When a CFO tells us they're "deploying AI in finance," we ask one question back. Which layer.
Most people answer with a model name. Claude, ChatGPT, Gemini, Copilot. That answer is the problem, because the model is no longer the part of the stack that decides whether your deployment works or what it costs.
Here is the paradox we keep watching CFOs walk into. Per-token model prices have been falling for two years. Open-weight competitors are at the door. The unit economics of "use a model" trend toward zero on a long enough timeline. And yet your AI bill keeps growing, your pilots keep stalling, and your auditor keeps asking uncomfortable questions.
The unit price is cheap and getting cheaper. Your bill is the unit price multiplied by how many tokens you push through the model and how much rework the model has to do. The first number is set by the labs. The second and third are set by the four layers underneath the model, and almost no one is buying or building those layers on purpose.
The model is the cheap part. Everything underneath it determines whether your AI deployment survives a quarter.
Layer 1. The bill mystery.
Here are two symptoms most CFOs are watching but haven't connected.
Anthropic shipped its newest Claude model last month at the same sticker price as the prior version, and bills for the same workloads jumped up to a third because the new tokenizer chops the same input into more pieces. Invoice files, GL extracts, and trial balance dumps took the worst of it. Those are the payloads that get serialized and shoveled into the model whole.
A few weeks earlier, the default window for caching long-running prompts quietly shrank from an hour to five minutes. Any workflow that waits on a human approval, an ERP call, or a slow OCR step now re-pays full input cost when it picks back up, and the rate card never showed the change.
Both moves are symptoms, not causes. The cause is that your agent is processing more raw payload than it needs to, on a longer wall clock than it needs to. The vendor's pricing levers move and your bill jumps because your stack is exposed in places it shouldn't be. Which is the bridge to Layer 2.
Layer 2. The data layer.
Most teams treat their database as a dumb store and try to compensate with retrieval gymnastics, larger context windows, and more elaborate prompts. That approach is exactly what got punished by the tokenizer change. The agent burns tokens reconstructing relationships that should already live in the schema, and it produces worse outputs because it is reasoning over flat exports of data that has structure the agent cannot see.
Put the structure in the schema. Build the database the way a good controller builds a chart of accounts: enforce the relationships, put guardrails on who sees what, pre-compute the rollups everyone needs. When the data layer holds shape, the agent's job collapses to asking the right question. Less paginating through dumps, fewer hallucinated joins, and model swaps become a config change because the contract that matters lives in the schema.

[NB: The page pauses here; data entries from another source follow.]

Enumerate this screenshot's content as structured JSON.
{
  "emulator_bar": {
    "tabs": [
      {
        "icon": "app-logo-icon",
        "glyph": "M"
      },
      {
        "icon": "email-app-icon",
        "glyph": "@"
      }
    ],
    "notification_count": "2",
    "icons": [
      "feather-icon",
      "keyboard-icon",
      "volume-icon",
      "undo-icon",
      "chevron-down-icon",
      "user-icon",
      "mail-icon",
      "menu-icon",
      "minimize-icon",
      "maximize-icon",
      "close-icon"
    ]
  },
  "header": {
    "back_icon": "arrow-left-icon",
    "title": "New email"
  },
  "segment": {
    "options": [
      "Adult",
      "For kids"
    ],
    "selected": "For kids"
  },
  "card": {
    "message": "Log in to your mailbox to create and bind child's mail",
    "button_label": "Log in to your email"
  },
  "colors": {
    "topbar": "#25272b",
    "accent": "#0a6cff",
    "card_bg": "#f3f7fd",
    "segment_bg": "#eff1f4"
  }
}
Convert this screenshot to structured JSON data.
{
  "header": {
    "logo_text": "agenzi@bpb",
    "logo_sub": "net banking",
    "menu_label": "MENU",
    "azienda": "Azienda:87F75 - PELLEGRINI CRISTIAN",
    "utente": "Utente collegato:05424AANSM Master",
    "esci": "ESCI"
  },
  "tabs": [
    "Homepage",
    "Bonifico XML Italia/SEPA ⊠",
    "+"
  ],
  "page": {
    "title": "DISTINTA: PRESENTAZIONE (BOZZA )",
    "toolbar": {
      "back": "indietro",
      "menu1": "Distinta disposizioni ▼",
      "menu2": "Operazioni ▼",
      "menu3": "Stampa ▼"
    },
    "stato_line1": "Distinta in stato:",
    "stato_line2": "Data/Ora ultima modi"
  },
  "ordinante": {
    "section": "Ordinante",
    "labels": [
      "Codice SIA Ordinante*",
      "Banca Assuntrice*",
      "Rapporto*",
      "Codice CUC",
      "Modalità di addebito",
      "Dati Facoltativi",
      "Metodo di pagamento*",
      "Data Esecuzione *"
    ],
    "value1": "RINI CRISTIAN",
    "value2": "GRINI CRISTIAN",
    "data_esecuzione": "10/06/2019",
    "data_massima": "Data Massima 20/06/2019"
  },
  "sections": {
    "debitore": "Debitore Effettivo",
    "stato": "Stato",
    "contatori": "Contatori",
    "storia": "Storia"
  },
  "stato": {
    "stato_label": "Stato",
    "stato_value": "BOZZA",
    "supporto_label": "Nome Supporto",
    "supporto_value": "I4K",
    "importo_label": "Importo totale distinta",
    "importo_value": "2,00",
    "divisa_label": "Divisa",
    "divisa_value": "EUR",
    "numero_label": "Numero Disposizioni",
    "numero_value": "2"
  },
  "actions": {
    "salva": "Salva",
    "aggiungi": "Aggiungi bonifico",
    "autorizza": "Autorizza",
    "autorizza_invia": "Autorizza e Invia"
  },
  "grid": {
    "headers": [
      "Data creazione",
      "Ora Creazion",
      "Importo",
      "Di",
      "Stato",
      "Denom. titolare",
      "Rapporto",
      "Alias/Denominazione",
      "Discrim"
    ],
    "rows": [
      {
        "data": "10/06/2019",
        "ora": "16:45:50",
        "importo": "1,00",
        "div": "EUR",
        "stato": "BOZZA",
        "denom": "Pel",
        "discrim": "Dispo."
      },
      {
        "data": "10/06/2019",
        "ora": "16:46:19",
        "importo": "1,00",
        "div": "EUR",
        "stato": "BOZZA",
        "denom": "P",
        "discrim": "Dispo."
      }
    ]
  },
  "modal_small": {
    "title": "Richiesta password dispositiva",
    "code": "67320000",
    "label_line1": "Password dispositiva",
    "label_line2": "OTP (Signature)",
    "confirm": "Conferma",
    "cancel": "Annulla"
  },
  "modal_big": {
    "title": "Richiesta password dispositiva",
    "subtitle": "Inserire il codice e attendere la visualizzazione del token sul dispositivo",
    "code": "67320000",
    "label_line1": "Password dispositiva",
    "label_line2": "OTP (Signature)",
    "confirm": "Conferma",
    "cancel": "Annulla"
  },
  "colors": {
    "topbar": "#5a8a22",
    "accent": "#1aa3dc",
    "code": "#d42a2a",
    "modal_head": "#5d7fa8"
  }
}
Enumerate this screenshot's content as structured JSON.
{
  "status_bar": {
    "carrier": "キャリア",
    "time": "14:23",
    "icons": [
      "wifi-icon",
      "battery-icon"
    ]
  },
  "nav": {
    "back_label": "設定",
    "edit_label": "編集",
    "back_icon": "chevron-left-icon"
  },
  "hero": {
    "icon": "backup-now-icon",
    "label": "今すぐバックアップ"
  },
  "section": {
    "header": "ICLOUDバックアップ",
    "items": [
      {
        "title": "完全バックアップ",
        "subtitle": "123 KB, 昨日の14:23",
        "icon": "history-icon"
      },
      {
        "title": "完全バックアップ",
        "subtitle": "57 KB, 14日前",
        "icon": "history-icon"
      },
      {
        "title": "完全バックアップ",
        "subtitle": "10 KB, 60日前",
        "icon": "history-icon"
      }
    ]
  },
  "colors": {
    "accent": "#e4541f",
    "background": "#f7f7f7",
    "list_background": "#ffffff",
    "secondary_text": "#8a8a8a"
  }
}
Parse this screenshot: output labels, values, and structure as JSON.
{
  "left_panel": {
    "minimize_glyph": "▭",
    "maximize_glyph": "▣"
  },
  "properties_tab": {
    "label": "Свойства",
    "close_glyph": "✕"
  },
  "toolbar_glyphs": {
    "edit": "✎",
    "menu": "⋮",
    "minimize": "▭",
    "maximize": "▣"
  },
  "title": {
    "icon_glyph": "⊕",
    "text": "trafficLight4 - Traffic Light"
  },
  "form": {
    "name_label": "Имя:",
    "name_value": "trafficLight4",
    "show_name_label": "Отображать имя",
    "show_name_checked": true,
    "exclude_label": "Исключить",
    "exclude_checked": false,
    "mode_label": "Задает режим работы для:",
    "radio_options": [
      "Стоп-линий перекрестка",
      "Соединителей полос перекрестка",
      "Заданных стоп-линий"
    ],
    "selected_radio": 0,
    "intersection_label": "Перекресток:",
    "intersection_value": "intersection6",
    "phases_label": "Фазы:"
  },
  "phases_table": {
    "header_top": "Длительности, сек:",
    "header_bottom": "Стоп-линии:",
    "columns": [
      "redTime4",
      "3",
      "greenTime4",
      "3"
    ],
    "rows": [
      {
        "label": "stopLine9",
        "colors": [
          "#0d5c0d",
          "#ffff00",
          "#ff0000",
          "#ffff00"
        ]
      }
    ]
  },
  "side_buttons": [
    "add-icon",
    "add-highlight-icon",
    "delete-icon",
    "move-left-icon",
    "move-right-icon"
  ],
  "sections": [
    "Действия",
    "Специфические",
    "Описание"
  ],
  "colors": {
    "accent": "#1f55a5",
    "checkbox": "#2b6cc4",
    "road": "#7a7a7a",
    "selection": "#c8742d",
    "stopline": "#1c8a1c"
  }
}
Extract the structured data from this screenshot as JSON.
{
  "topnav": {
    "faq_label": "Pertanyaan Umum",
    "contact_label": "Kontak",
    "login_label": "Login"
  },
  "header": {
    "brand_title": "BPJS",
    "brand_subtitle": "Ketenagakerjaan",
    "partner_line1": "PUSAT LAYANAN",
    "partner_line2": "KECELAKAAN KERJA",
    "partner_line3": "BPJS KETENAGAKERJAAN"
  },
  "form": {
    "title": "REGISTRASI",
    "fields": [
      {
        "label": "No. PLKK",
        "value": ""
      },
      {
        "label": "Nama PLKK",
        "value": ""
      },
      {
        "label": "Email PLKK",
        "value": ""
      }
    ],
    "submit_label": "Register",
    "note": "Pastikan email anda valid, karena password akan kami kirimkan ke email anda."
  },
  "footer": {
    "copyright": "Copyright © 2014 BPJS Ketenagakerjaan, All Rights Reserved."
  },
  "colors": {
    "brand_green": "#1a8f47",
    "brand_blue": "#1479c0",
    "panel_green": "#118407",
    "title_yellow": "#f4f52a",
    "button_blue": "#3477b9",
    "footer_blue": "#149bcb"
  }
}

This is the answer to the bill mystery. The teams whose AI bills are growing all share one thing — their data layer pushes raw payload straight into context. The teams whose bills are flat or shrinking on the same workloads have done the opposite work. They've made the database carry the load the model used to be asked to. Same model on top, different bill. The teams getting AI-in-finance right have something in common. They spend less time tuning prompts and more time in the database, writing the schemas and policies the agent should never have to reason about.
Layer 3. The protocol you're being sold isn't production-ready.
Model Context Protocol is the leading candidate for how AI agents talk to enterprise systems. Vendors are pitching MCP-based integrations as the next-quarter answer to "connect AI to our ERP." The maintainers published a 2026 roadmap last month explaining what's actually broken under the hood: long-lived sessions that can't run behind a load balancer, no formal authentication, no service discovery, no stable registry.
Translated: no easy scaling, no standard login, no system phone book, no trusted app store, which are four things finance teams already expect from every other vendor in the stack.
MCP today does not run the way every other enterprise system you trust runs. The roadmap to fix it is public. The fix has not shipped. CFOs greenlighting MCP-based deployments right now are betting their stack on a protocol that is being rebuilt under them.
The play is to pick tools and partners whose maintainers are actively tracking that roadmap, build toward the new transports they're designing, and avoid locking into stateful-session abstractions with a six-month shelf life.
Layer 4. Permissions are where companies die.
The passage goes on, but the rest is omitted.